What did that say about what we had shared? Did it change anything? Make it
less sincere?

I spent the
short drive home listing in my head all the reasons I should not be upset about
this. 1) Aaron and I were
just friends
. 2) Aaron had told me he was
going to a party. 3) I had no proof, other than a few internet pictures, that
he’d done anything, anyway. 4) He wasn’t mine.

By the time I
arrived at my apartment, I was more jealous than ever.

I slammed the
door behind me, threw my keys on the kitchen counter, and dropped onto the
couch, landing on something hard.
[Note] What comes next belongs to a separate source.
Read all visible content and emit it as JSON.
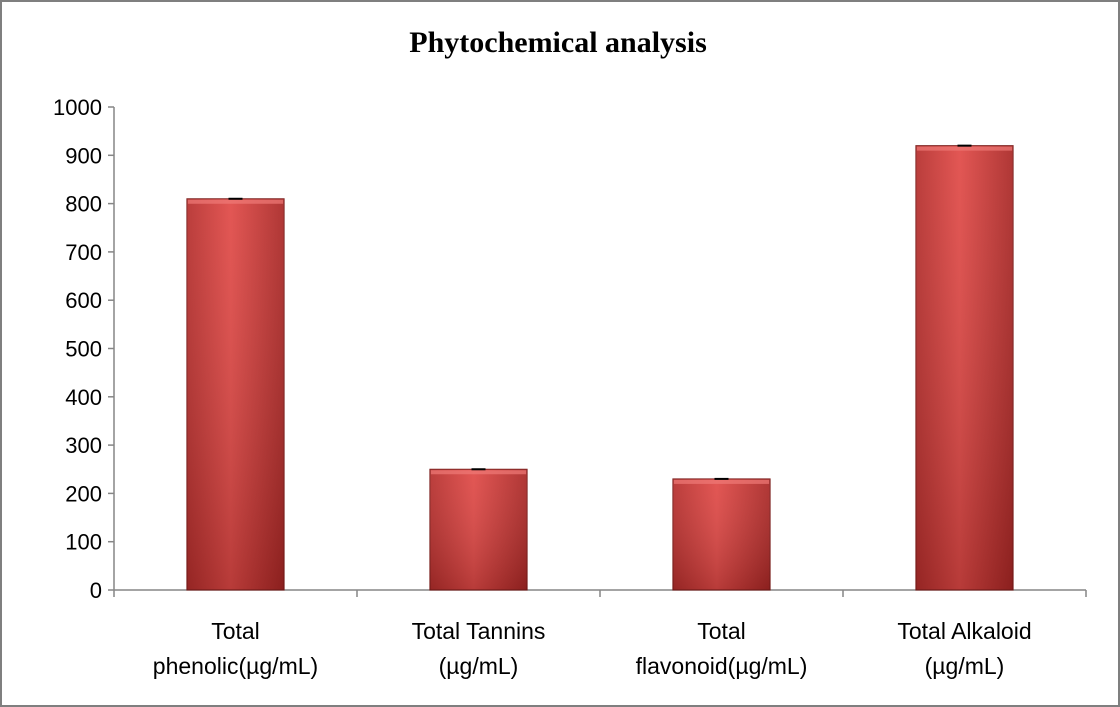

My phone was wedged into the cushions, and it
must have been there since I received Aaron’s goodnight text. Several new
messages were in the queue, all from Aaron, so I began scrolling through them.

Aaron:
hey. um...met someone. so, yeah.
One of the pictures Marcie had shown me was attached.

Aaron:
sry. that was mean.

Aaron: see
you around though, ok? lol.

The time
matched the pictures. Marcie was right. About everything.